Welcome to the World, Baby Girl! (12 Tag 2016 - Maggio)

19 commenti:
Tutti i bimbi sono preziosi, questo è vero.
Altri (concedetemelo) lo sono un cincin di più perché sono stati tanto attesi e desiderati.

Oggi vi mostro l'Etichetta realizzata nell'ambito del progetto 12 Tag 2016 ideato da Tim Holtz, che è appunto dedicata ad una bimba appena venuta al mondo.

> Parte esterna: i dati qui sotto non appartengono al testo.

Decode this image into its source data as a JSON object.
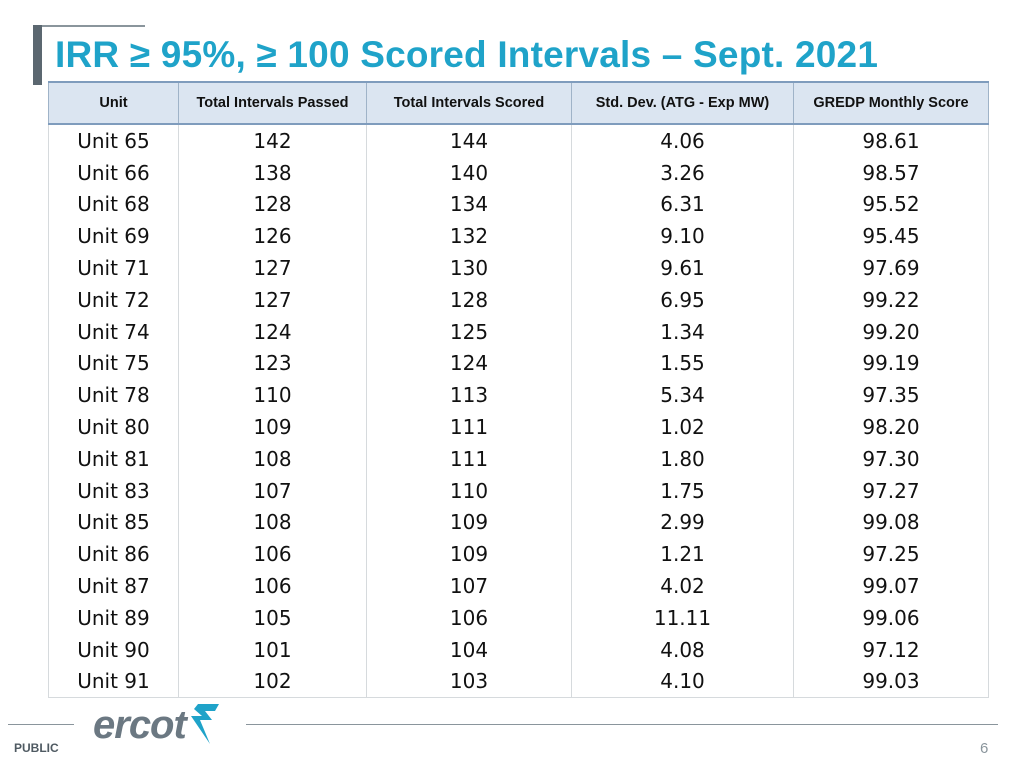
{
  "slide": {
    "title": "IRR ≥ 95%, ≥ 100 Scored Intervals – Sept. 2021"
  },
  "table": {
    "headers": [
      "Unit",
      "Total Intervals Passed",
      "Total Intervals Scored",
      "Std. Dev. (ATG - Exp MW)",
      "GREDP Monthly Score"
    ],
    "rows": [
      [
        "Unit 65",
        "142",
        "144",
        "4.06",
        "98.61"
      ],
      [
        "Unit 66",
        "138",
        "140",
        "3.26",
        "98.57"
      ],
      [
        "Unit 68",
        "128",
        "134",
        "6.31",
        "95.52"
      ],
      [
        "Unit 69",
        "126",
        "132",
        "9.10",
        "95.45"
      ],
      [
        "Unit 71",
        "127",
        "130",
        "9.61",
        "97.69"
      ],
      [
        "Unit 72",
        "127",
        "128",
        "6.95",
        "99.22"
      ],
      [
        "Unit 74",
        "124",
        "125",
        "1.34",
        "99.20"
      ],
      [
        "Unit 75",
        "123",
        "124",
        "1.55",
        "99.19"
      ],
      [
        "Unit 78",
        "110",
        "113",
        "5.34",
        "97.35"
      ],
      [
        "Unit 80",
        "109",
        "111",
        "1.02",
        "98.20"
      ],
      [
        "Unit 81",
        "108",
        "111",
        "1.80",
        "97.30"
      ],
      [
        "Unit 83",
        "107",
        "110",
        "1.75",
        "97.27"
      ],
      [
        "Unit 85",
        "108",
        "109",
        "2.99",
        "99.08"
      ],
      [
        "Unit 86",
        "106",
        "109",
        "1.21",
        "97.25"
      ],
      [
        "Unit 87",
        "106",
        "107",
        "4.02",
        "99.07"
      ],
      [
        "Unit 89",
        "105",
        "106",
        "11.11",
        "99.06"
      ],
      [
        "Unit 90",
        "101",
        "104",
        "4.08",
        "97.12"
      ],
      [
        "Unit 91",
        "102",
        "103",
        "4.10",
        "99.03"
      ]
    ]
  },
  "footer": {
    "logo_text": "ercot",
    "classification": "PUBLIC",
    "page_number": "6"
  },
  "colors": {
    "title": "#1fa3c9",
    "header_bg": "#dbe5f1",
    "logo": "#6b7882"
  },
  "icons": {
    "logo_mark": "ercot-lightning-icon"
  }
}
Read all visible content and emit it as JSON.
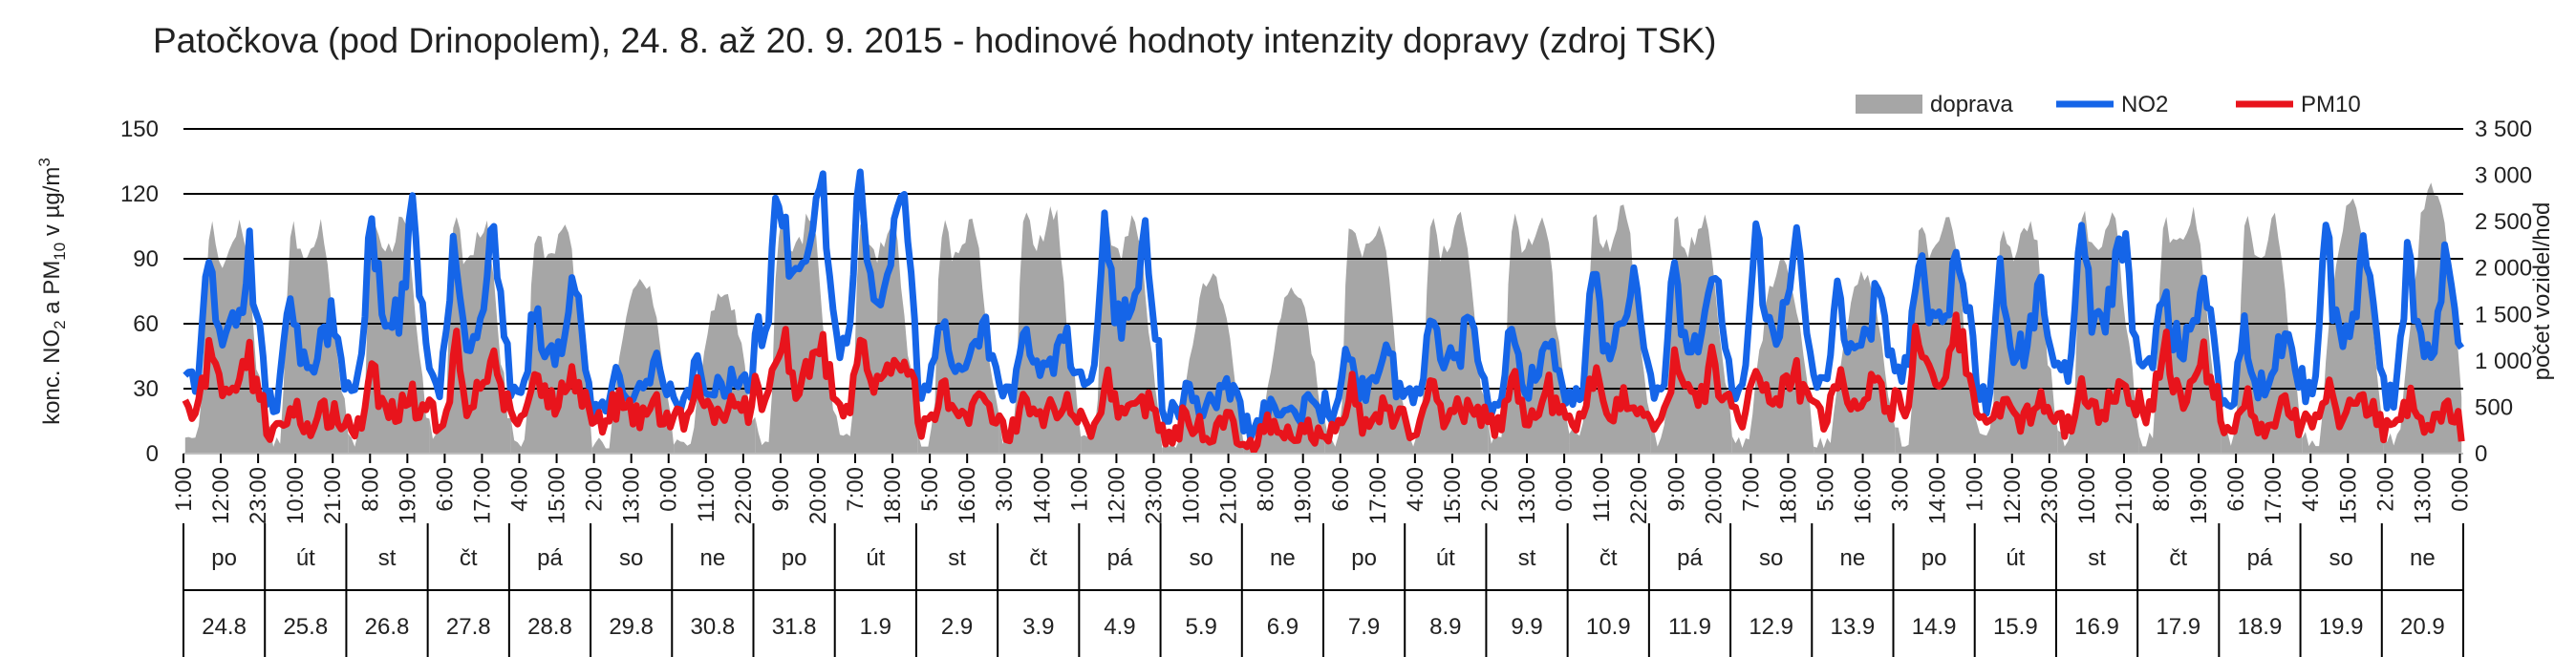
{
  "chart_data": {
    "type": "area+line",
    "title": "Patočkova (pod Drinopolem), 24. 8. až 20. 9. 2015 - hodinové hodnoty intenzity dopravy (zdroj TSK)",
    "ylabel_left": "konc. NO2 a PM10 v µg/m3",
    "ylabel_right": "počet vozidel/hod",
    "yleft_range": [
      0,
      150
    ],
    "yleft_ticks": [
      "0",
      "30",
      "60",
      "90",
      "120",
      "150"
    ],
    "yright_range": [
      0,
      3500
    ],
    "yright_ticks": [
      "0",
      "500",
      "1 000",
      "1 500",
      "2 000",
      "2 500",
      "3 000",
      "3 500"
    ],
    "grid": true,
    "legend_position": "top-right",
    "legend": [
      {
        "key": "doprava",
        "label": "doprava",
        "color": "#a6a6a6"
      },
      {
        "key": "no2",
        "label": "NO2",
        "color": "#1565e8"
      },
      {
        "key": "pm10",
        "label": "PM10",
        "color": "#e8141c"
      }
    ],
    "hour_tick_labels": [
      "1:00",
      "12:00",
      "23:00",
      "10:00",
      "21:00",
      "8:00",
      "19:00",
      "6:00",
      "17:00",
      "4:00",
      "15:00",
      "2:00",
      "13:00",
      "0:00",
      "11:00",
      "22:00",
      "9:00",
      "20:00",
      "7:00",
      "18:00",
      "5:00",
      "16:00",
      "3:00",
      "14:00",
      "1:00",
      "12:00",
      "23:00",
      "10:00",
      "21:00",
      "8:00",
      "19:00",
      "6:00",
      "17:00",
      "4:00",
      "15:00",
      "2:00",
      "13:00",
      "0:00",
      "11:00",
      "22:00",
      "9:00",
      "20:00",
      "7:00",
      "18:00",
      "5:00",
      "16:00",
      "3:00",
      "14:00",
      "1:00",
      "12:00",
      "23:00",
      "10:00",
      "21:00",
      "8:00",
      "19:00",
      "6:00",
      "17:00",
      "4:00",
      "15:00",
      "2:00",
      "13:00",
      "0:00"
    ],
    "days": [
      {
        "name": "po",
        "date": "24.8",
        "traffic_peak": 2450,
        "no2_base": 28,
        "no2_peak": 100,
        "pm10_base": 22,
        "pm10_peak": 55
      },
      {
        "name": "út",
        "date": "25.8",
        "traffic_peak": 2450,
        "no2_base": 22,
        "no2_peak": 70,
        "pm10_base": 12,
        "pm10_peak": 25
      },
      {
        "name": "st",
        "date": "26.8",
        "traffic_peak": 2500,
        "no2_base": 25,
        "no2_peak": 120,
        "pm10_base": 14,
        "pm10_peak": 38
      },
      {
        "name": "čt",
        "date": "27.8",
        "traffic_peak": 2500,
        "no2_base": 24,
        "no2_peak": 105,
        "pm10_base": 18,
        "pm10_peak": 52
      },
      {
        "name": "pá",
        "date": "28.8",
        "traffic_peak": 2450,
        "no2_base": 22,
        "no2_peak": 80,
        "pm10_base": 18,
        "pm10_peak": 48
      },
      {
        "name": "so",
        "date": "29.8",
        "traffic_peak": 1900,
        "no2_base": 20,
        "no2_peak": 45,
        "pm10_base": 18,
        "pm10_peak": 28
      },
      {
        "name": "ne",
        "date": "30.8",
        "traffic_peak": 1750,
        "no2_base": 22,
        "no2_peak": 42,
        "pm10_base": 20,
        "pm10_peak": 32
      },
      {
        "name": "po",
        "date": "31.8",
        "traffic_peak": 2550,
        "no2_base": 50,
        "no2_peak": 140,
        "pm10_base": 35,
        "pm10_peak": 62
      },
      {
        "name": "út",
        "date": "1.9",
        "traffic_peak": 2500,
        "no2_base": 40,
        "no2_peak": 133,
        "pm10_base": 30,
        "pm10_peak": 58
      },
      {
        "name": "st",
        "date": "2.9",
        "traffic_peak": 2550,
        "no2_base": 28,
        "no2_peak": 65,
        "pm10_base": 15,
        "pm10_peak": 32
      },
      {
        "name": "čt",
        "date": "3.9",
        "traffic_peak": 2600,
        "no2_base": 25,
        "no2_peak": 60,
        "pm10_base": 14,
        "pm10_peak": 30
      },
      {
        "name": "pá",
        "date": "4.9",
        "traffic_peak": 2500,
        "no2_base": 30,
        "no2_peak": 113,
        "pm10_base": 15,
        "pm10_peak": 35
      },
      {
        "name": "so",
        "date": "5.9",
        "traffic_peak": 1900,
        "no2_base": 18,
        "no2_peak": 30,
        "pm10_base": 10,
        "pm10_peak": 20
      },
      {
        "name": "ne",
        "date": "6.9",
        "traffic_peak": 1800,
        "no2_base": 12,
        "no2_peak": 22,
        "pm10_base": 6,
        "pm10_peak": 14
      },
      {
        "name": "po",
        "date": "7.9",
        "traffic_peak": 2500,
        "no2_base": 18,
        "no2_peak": 48,
        "pm10_base": 12,
        "pm10_peak": 30
      },
      {
        "name": "út",
        "date": "8.9",
        "traffic_peak": 2550,
        "no2_base": 22,
        "no2_peak": 70,
        "pm10_base": 14,
        "pm10_peak": 32
      },
      {
        "name": "st",
        "date": "9.9",
        "traffic_peak": 2600,
        "no2_base": 20,
        "no2_peak": 60,
        "pm10_base": 16,
        "pm10_peak": 35
      },
      {
        "name": "čt",
        "date": "10.9",
        "traffic_peak": 2600,
        "no2_base": 22,
        "no2_peak": 92,
        "pm10_base": 18,
        "pm10_peak": 38
      },
      {
        "name": "pá",
        "date": "11.9",
        "traffic_peak": 2550,
        "no2_base": 25,
        "no2_peak": 95,
        "pm10_base": 20,
        "pm10_peak": 52
      },
      {
        "name": "so",
        "date": "12.9",
        "traffic_peak": 2050,
        "no2_base": 22,
        "no2_peak": 107,
        "pm10_base": 20,
        "pm10_peak": 48
      },
      {
        "name": "ne",
        "date": "13.9",
        "traffic_peak": 1950,
        "no2_base": 25,
        "no2_peak": 85,
        "pm10_base": 22,
        "pm10_peak": 42
      },
      {
        "name": "po",
        "date": "14.9",
        "traffic_peak": 2550,
        "no2_base": 35,
        "no2_peak": 102,
        "pm10_base": 25,
        "pm10_peak": 68
      },
      {
        "name": "út",
        "date": "15.9",
        "traffic_peak": 2500,
        "no2_base": 20,
        "no2_peak": 87,
        "pm10_base": 12,
        "pm10_peak": 35
      },
      {
        "name": "st",
        "date": "16.9",
        "traffic_peak": 2550,
        "no2_base": 30,
        "no2_peak": 118,
        "pm10_base": 15,
        "pm10_peak": 40
      },
      {
        "name": "čt",
        "date": "17.9",
        "traffic_peak": 2600,
        "no2_base": 35,
        "no2_peak": 80,
        "pm10_base": 25,
        "pm10_peak": 55
      },
      {
        "name": "pá",
        "date": "18.9",
        "traffic_peak": 2500,
        "no2_base": 18,
        "no2_peak": 60,
        "pm10_base": 10,
        "pm10_peak": 30
      },
      {
        "name": "so",
        "date": "19.9",
        "traffic_peak": 2700,
        "no2_base": 22,
        "no2_peak": 115,
        "pm10_base": 15,
        "pm10_peak": 35
      },
      {
        "name": "ne",
        "date": "20.9",
        "traffic_peak": 2900,
        "no2_base": 20,
        "no2_peak": 100,
        "pm10_base": 12,
        "pm10_peak": 25
      }
    ]
  }
}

Il titolo del post e della Tag  l'ho preso in prestito da uno dei Romanzi di Fannie Flagg che più ho amato.
In italiano è stato tradotto con "Pane cose e cappuccino dal fornaio di Elmwood Springs" (se volete approfondire vi invito a visitare il blog delle Lettrici Quasi Perfette) ma è in inglese che mi piace di più.

Nel libro la protagonista viene al mondo due volte.
Qui invece lo voglio utilizzare nell'augurio più spontaneo e gioioso che si possa fare ad una piccola bimba che vede la luce.
Di essere la benvenuta!
E sono certa che così è.

Il remix di tecniche di questo mese comprende Tissue Tape Resist e Tattered Florals.

I timbri che ho utilizzato sono assolutamente adorabili.
Fanno parte del set Mini Blueprint Strip Baby Stamps di Tim Holtz, che contiene (oltre alla carrozzina e al biberon che vedete nella tag) anche il body e il sonaglino.

Mi sembrava carino completare il tutto con un piccolo e luccicante charm a forma di orsetto.

Lasciatemi dire che mi piace davvero tanto creare la base con gli inchiostri e questo procedimento della timbrata che poi rimane "protetta" (ho usato un inchiostro resistente all'acqua) mi ha stupita e divertita.

Rimango sempre un po' imbambolata quando provo queste tecniche; a vederle quando vengono pubblicate (e sullo smartphone) lì per lì mica le capisco bene... è solo poi quando le applico, e vedo il risultato reale, che mi appare la magia! 

Buona domenica a tutte e grazie per la visita!